Make a backup before making any of the following changes Do not proceed without either a backup or the willingness to lose all data. Run du -sh /home to get the size used by /home directory. If it's sufficiently large(>=4G), /home is a good candidate to have its own partition. Boot from either a livecd or Depending on your partition table type (GPT or MBR), use either gdisk, parted, or fdisk. Create a new partition Format using your preferred fstype e.g. Mkfs.ext4 /dev/sda2 mkdir /mnt/os mkdir /mnt/home mount /dev/sda1 /mnt/os # mount your OS, now all on / mount /dev/sda2 /mnt/home # mount newly formatted partion cp -a /mnt/os/home/* /mnt/home/ # copy current /home data to new partition cd /mnt/os/home # remove old home data, leaving mountpoint rm -rf.

Now you need to cd to /mnt/os/etc and edit fstab and add /dev/sda2 /home ext4 defaults 0 1 There's more than one way to do this.

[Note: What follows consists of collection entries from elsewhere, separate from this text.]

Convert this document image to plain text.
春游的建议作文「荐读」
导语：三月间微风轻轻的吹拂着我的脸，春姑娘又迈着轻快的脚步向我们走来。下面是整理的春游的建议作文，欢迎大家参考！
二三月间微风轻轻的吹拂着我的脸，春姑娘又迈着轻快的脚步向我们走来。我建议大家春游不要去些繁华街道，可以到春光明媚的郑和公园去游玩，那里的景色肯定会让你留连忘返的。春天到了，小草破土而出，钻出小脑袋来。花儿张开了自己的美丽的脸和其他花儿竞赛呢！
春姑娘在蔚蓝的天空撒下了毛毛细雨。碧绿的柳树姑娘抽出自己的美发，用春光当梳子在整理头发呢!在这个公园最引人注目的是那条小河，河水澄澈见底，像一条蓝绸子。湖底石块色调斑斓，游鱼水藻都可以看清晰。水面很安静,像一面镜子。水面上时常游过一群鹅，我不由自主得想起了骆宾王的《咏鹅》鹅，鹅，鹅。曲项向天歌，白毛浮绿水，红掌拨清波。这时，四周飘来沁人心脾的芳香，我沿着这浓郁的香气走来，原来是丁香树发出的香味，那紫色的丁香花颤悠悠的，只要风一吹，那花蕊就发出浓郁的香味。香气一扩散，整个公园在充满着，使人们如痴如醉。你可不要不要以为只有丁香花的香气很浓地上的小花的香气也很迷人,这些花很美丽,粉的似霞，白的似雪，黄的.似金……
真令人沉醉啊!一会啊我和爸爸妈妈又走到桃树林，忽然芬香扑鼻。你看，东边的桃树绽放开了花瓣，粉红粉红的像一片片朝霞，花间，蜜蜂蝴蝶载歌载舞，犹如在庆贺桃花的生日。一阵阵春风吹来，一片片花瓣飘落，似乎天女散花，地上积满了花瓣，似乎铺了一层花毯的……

Depending on your experience and skill you could mount by UUID (preferred, but not necessary). One could do the same for other filesystems, if you've installed a lot of google tools, or eclipse, they get intalled in /opt and it is also a good candidate to be in its own partition. If you get to the point where you have many partitions, you'll want to switch to GPT partitioning and/or LVM.

If so, re-ask the question. Whether a 25GB system partition is huge or tiny depends on how much software you have installed (is this a single-purpose server or a shared workstation with a lot of domain-specific software?) and on how much data is lurking in /var (do you have 200 users' mail in that partition?). Good places to look for accumulated cruft include: • /tmp: any old, large files in there? You may want to make /tmp a tmpfs filesystem, so that it doesn't consume disk space and starts afresh at every boot. • /var/tmp: any huge files in there? • /var/log: did a runaway service produce gigabytes of logs?

• /var/cache: is there a large cache that isn't being purged properly? Especially check where your distribution puts downloaded packages (e.g. /var/cache/apt/archives/ on APT-based distributions). • Do you have any unused software installed? That's usually not much, but you may be able to find library versions that aren't used by any executable still on your system. Programs like deborphan (on Debian and derivatives) can help.

Check if you're encumbered by old kernels, too. If you can't find what to delete, you can at least see what's taking up space with du or a such as (a Gnome utility). If you have space left elsewhere, you can move some large chunk of /usr or /var (or /opt or /srv if relevant) to a different partition and make a symbolic link.